The Queensland State Government has postponed the introduction of controversial voluntary euthanasia legislation as it prepares for an election later this year.
Queensland Premier Anastasia Palaszczuk announced on Thursday that the introduction of euthanasia laws would be delayed until at least March next year, with the government requesting that the Queensland Law Reform Commission (QLRC) draft a bill for the government’s consideration.
“There are [a] number of operational issues to work through before we can implement any kind of voluntary assisted dying scheme in Queensland at this time”, the Premier said in a statement. “For these reasons, I believe law reform in this area requires further careful consideration”, she said.

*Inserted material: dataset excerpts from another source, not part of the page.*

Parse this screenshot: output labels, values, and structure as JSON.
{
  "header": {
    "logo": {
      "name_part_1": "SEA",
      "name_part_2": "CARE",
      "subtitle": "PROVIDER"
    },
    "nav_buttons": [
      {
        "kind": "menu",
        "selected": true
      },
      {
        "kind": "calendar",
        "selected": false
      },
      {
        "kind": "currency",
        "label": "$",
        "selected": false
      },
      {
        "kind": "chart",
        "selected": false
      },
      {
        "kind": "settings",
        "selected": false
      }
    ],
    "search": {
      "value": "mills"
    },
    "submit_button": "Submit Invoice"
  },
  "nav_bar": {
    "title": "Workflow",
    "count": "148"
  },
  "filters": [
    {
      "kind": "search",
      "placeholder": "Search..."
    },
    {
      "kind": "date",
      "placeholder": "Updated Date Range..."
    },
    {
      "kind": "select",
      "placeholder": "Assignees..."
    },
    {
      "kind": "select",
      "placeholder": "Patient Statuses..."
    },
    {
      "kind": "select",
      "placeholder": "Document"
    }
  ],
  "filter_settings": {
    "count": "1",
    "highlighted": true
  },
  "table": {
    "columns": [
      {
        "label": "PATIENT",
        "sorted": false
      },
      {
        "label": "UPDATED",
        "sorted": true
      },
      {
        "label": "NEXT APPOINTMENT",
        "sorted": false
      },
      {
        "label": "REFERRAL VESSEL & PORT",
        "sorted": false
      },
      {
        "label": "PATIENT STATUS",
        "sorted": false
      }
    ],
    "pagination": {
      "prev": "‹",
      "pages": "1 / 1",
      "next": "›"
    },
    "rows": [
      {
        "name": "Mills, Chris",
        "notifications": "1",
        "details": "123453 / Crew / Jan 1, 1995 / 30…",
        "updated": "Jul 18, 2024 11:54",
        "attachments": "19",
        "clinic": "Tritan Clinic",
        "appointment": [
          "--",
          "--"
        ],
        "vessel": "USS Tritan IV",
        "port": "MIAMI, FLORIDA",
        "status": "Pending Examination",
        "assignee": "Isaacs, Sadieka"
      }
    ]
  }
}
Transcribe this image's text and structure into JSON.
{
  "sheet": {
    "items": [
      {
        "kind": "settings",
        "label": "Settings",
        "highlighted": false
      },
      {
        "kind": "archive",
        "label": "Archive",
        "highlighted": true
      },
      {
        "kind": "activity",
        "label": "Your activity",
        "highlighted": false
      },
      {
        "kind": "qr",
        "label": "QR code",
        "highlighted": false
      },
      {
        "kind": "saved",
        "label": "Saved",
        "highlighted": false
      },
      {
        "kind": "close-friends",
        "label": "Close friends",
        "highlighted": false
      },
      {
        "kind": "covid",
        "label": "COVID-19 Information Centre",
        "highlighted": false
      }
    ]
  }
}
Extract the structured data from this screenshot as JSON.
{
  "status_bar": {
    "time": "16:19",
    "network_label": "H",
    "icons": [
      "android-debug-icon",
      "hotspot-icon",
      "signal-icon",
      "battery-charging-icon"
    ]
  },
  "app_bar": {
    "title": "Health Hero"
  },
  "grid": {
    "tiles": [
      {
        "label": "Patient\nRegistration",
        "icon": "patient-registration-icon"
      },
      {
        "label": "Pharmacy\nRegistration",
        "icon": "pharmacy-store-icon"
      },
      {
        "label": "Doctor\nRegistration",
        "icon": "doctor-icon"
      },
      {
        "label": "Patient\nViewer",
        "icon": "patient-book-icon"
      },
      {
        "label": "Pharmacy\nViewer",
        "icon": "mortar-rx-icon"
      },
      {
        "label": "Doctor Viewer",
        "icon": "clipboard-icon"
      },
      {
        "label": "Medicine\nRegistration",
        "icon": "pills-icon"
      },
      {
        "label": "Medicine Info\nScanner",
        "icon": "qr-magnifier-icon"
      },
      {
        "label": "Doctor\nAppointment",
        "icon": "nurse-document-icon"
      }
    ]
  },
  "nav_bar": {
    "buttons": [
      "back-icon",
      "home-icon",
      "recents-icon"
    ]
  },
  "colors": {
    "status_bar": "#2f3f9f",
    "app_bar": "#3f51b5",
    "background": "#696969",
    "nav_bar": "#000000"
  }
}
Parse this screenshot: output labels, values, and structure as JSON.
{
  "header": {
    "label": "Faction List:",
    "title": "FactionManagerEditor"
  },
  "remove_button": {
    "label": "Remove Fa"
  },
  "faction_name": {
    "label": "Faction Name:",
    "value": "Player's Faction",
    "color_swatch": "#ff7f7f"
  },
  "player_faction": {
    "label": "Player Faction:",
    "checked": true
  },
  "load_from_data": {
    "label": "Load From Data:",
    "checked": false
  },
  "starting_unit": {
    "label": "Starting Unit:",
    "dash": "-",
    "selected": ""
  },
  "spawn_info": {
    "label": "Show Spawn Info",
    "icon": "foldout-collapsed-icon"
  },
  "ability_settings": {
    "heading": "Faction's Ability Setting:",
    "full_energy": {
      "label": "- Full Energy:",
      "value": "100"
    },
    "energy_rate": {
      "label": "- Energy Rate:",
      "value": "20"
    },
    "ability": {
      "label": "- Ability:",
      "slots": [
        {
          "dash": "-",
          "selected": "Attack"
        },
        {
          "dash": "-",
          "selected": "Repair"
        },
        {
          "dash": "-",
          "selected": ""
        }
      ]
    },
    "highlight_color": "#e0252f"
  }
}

In March, a parliamentary health committee handed down a report into aged care, end-of-life and palliative care, recommending that the government legalise assisted dying.
Yet the Premier said that the “competing interests and views of Queenslanders and experts have to be carefully balanced and the lives of our elderly and most vulnerable people protected”. “high quality and accessible palliative care for persons at their end of life is a fundamental right for the Queensland community”, the Premier said. “It is critical that we get this right”.
Voluntary assisted dying advocates were critical of the government’s decision. Clem Jones Trust chair David Muir said he was "disappointed and somewhat saddened" by the move. “This law will be deferred — set back at least nine months, probably longer,” Mr Muir said.
Sources close to the Queensland government say that the Premier is concerned about introducing controversial legislation that could alienate voters in key marginal seats. In entrusting the drafting of legislation to the QLRC, the government is attempting to distance itself from the euthansia issue until after the October ballot.